UW and Wyoming SBDC Network to Host Best Practices in AI Security and Risk Webinar July 8
Published June 30, 2026
Business owners are anxious about artificial intelligence (AI), and they should be.
AI can genuinely cause problems, and being cautious about a technology you don’t fully
understand is the right instinct -- not a weakness.
The issue isn’t that owners are afraid. The issue is that the fear is too vague to
act upon.
Small-business owners, entrepreneurs and startups will have an opportunity to learn
about best practices to keep their businesses AI-secure and avoid risk Wednesday,
July 8.
Thayne Thatcher will lead a Wyoming Small Business Development Center (SBDC) Network
webinar titled “Best Practices in AI Security and Risk” from 11 a.m.-12:30 p.m. To
register, go here. The cost is $15.
The Wyoming SBDC Network offers business expertise to help Wyoming residents think
about, launch, grow, reinvent or exit their business. The Wyoming SBDC Network is
hosted by the University of Wyoming with state funds from the Wyoming Business Council
and funded, in part, through a cooperative agreement with the U.S. Small Business
Administration.
The webinar will break down the actual AI security threats to businesses into clear,
jargon-free categories. For every risk, the webinar will cover what it really is;
the realistic consequences; and how to fix it.
-- Data leakage: What happens when an employee pastes customer lists, contracts or
financial sheets into a free chatbot? Find out who sees it; where it lives; and who
gets sued.
-- Training contamination: Is OpenAI training its models on your data? The webinar
will look at the hidden differences between free and paid tiers that most owners miss.
-- Accidental destruction: Attendees will learn why bad prompts are increasingly deleting
rows, files or entire databases as AI gets more system access -- and how to keep a
human in the loop.
-- Account and credential compromise: Attendees will learn how to guard against a
new attack surface, including phishing attacks targeting AI logins and malicious prompts
hidden in shared documents.
-- Dependency and outages: Attendees will learn the hidden risk of building critical
workflows around a single vendor. What happens to your business if your primary AI
tool goes down for six hours?
-- Compliance and regulations: Attendees will learn how AI tools quietly trigger massive
data disclosure problems for businesses handling the Health Insurance Portability
and Accountability Act, financial or legal data.

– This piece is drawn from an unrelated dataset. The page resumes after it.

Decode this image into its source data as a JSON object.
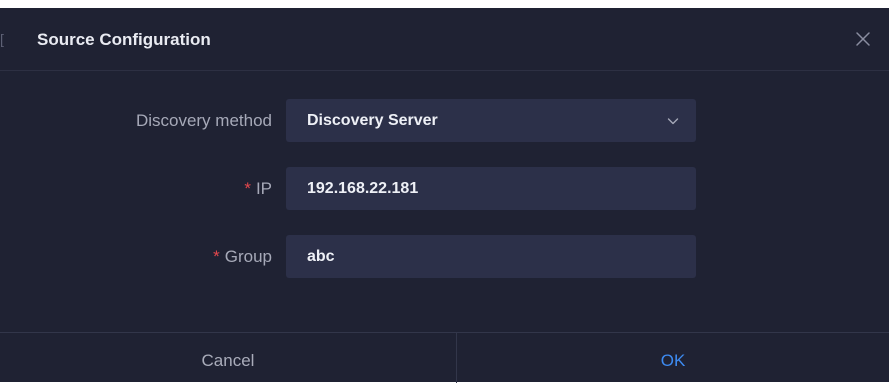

Thatcher is the founder of IronForge Automations, a Wyoming-based AI automation consultancy
that designs and implements practical, custom automation systems for traditional businesses,
including manufacturers, contractors, architects and professional services firms.
IronForge’s work is hands-on by design: shop floors, back offices and operations rooms,
not slide decks. Thatcher is a graduate of UW, where he received his bachelor’s degree
in marketing and entrepreneurship and completed his Venture MBA in fall 2025. He approaches
AI as a business problem first and a technology problem second.